In the general case, we define a Galois extension to be an algebraic field extension $F / K$ such that the fixed field of $\mathrm{Aut}_K(F)$, the group of $K$-automorphisms of $F$, is not $K$. Notice that $\mathbb{Q}(\alpha)$ has no non-trivial $\mathbb{Q}$-automorphisms: thus it cannot possibly be a Galois extension. For finite extensions, by Dedekind's theorem on the linear independence of $K$-automorphisms, it suffices to check that $[F : K] = | \mathrm{Aut}_K(F) |$. 
If a finite extension is not Galois, then that can only be because there are not enough automorphisms: Dedekind's theorem mentioned above in fact guarantees that $[F : K] \ge | \mathrm{Aut}_K(F)|$. In the separable case, if $F / K$ does not have enough automorphisms, that essentially means that $F$ does not contain enough roots.
A: Consider $K=\mathbb Q[\sqrt[3]{2}]$ over $F=\mathbb Q$. 
$K$ is certainly a finite, algebraic extension. However the minimal polynomial, $x^3-2$, has two more roots which are not in $K$.

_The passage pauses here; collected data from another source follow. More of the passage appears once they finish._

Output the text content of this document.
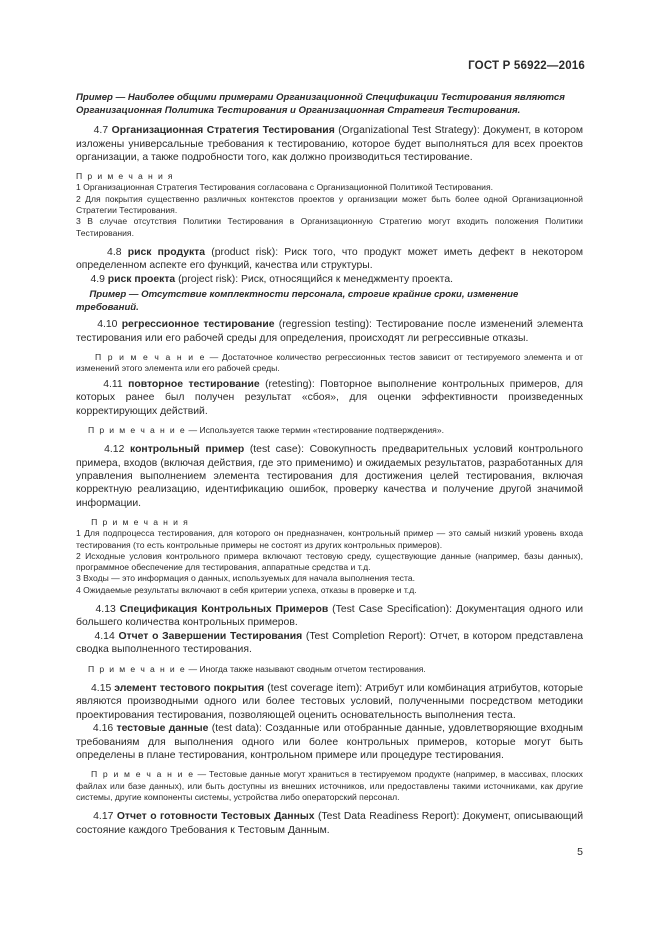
ГОСТ Р 56922—2016

Пример — Наиболее общими примерами Организационной Спецификации Тестирования являются Организационная Политика Тестирования и Организационная Стратегия Тестирования.

4.7 Организационная Стратегия Тестирования (Organizational Test Strategy): Документ, в котором изложены универсальные требования к тестированию, которое будет выполняться для всех проектов организации, а также подробности того, как должно производиться тестирование.

П р и м е ч а н и я

1 Организационная Стратегия Тестирования согласована с Организационной Политикой Тестирования.

2 Для покрытия существенно различных контекстов проектов у организации может быть более одной Организационной Стратегии Тестирования.

3 В случае отсутствия Политики Тестирования в Организационную Стратегию могут входить положения Политики Тестирования.

4.8 риск продукта (product risk): Риск того, что продукт может иметь дефект в некотором определенном аспекте его функций, качества или структуры.

4.9 риск проекта (project risk): Риск, относящийся к менеджменту проекта.

Пример — Отсутствие комплектности персонала, строгие крайние сроки, изменение требований.

4.10 регрессионное тестирование (regression testing): Тестирование после изменений элемента тестирования или его рабочей среды для определения, происходят ли регрессивные отказы.

П р и м е ч а н и е — Достаточное количество регрессионных тестов зависит от тестируемого элемента и от изменений этого элемента или его рабочей среды.

4.11 повторное тестирование (retesting): Повторное выполнение контрольных примеров, для которых ранее был получен результат «сбоя», для оценки эффективности произведенных корректирующих действий.

П р и м е ч а н и е — Используется также термин «тестирование подтверждения».

4.12 контрольный пример (test case): Совокупность предварительных условий контрольного примера, входов (включая действия, где это применимо) и ожидаемых результатов, разработанных для управления выполнением элемента тестирования для достижения целей тестирования, включая корректную реализацию, идентификацию ошибок, проверку качества и получение другой значимой информации.

П р и м е ч а н и я

1 Для подпроцесса тестирования, для которого он предназначен, контрольный пример — это самый низкий уровень входа тестирования (то есть контрольные примеры не состоят из других контрольных примеров).

2 Исходные условия контрольного примера включают тестовую среду, существующие данные (например, базы данных), программное обеспечение для тестирования, аппаратные средства и т.д.

3 Входы — это информация о данных, используемых для начала выполнения теста.

4 Ожидаемые результаты включают в себя критерии успеха, отказы в проверке и т.д.

4.13 Спецификация Контрольных Примеров (Test Case Specification): Документация одного или большего количества контрольных примеров.

4.14 Отчет о Завершении Тестирования (Test Completion Report): Отчет, в котором представлена сводка выполненного тестирования.

П р и м е ч а н и е — Иногда также называют сводным отчетом тестирования.

4.15 элемент тестового покрытия (test coverage item): Атрибут или комбинация атрибутов, которые являются производными одного или более тестовых условий, полученными посредством методики проектирования тестирования, позволяющей оценить основательность выполнения теста.

4.16 тестовые данные (test data): Созданные или отобранные данные, удовлетворяющие входным требованиям для выполнения одного или более контрольных примеров, которые могут быть определены в плане тестирования, контрольном примере или процедуре тестирования.

П р и м е ч а н и е — Тестовые данные могут храниться в тестируемом продукте (например, в массивах, плоских файлах или базе данных), или быть доступны из внешних источников, или предоставлены такими источниками, как другие системы, другие компоненты системы, устройства либо операторский персонал.

4.17 Отчет о готовности Тестовых Данных (Test Data Readiness Report): Документ, описывающий состояние каждого Требования к Тестовым Данным.

5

A: I think the key point you're missing is that the label "Galois" isn't something that applies to the extension field -- it is something that applies to the extension.
It doesn't make sense to say that $K$ is Galois -- instead, what you observed in your question is that the extension $K/K$ is a Galois one, because $K$ is the splitting field of a polynomial with coefficients in $K$.
But $K/F$ need not be Galois, because $K$ might not be a splitting field of a polynomial with coefficients in $F$.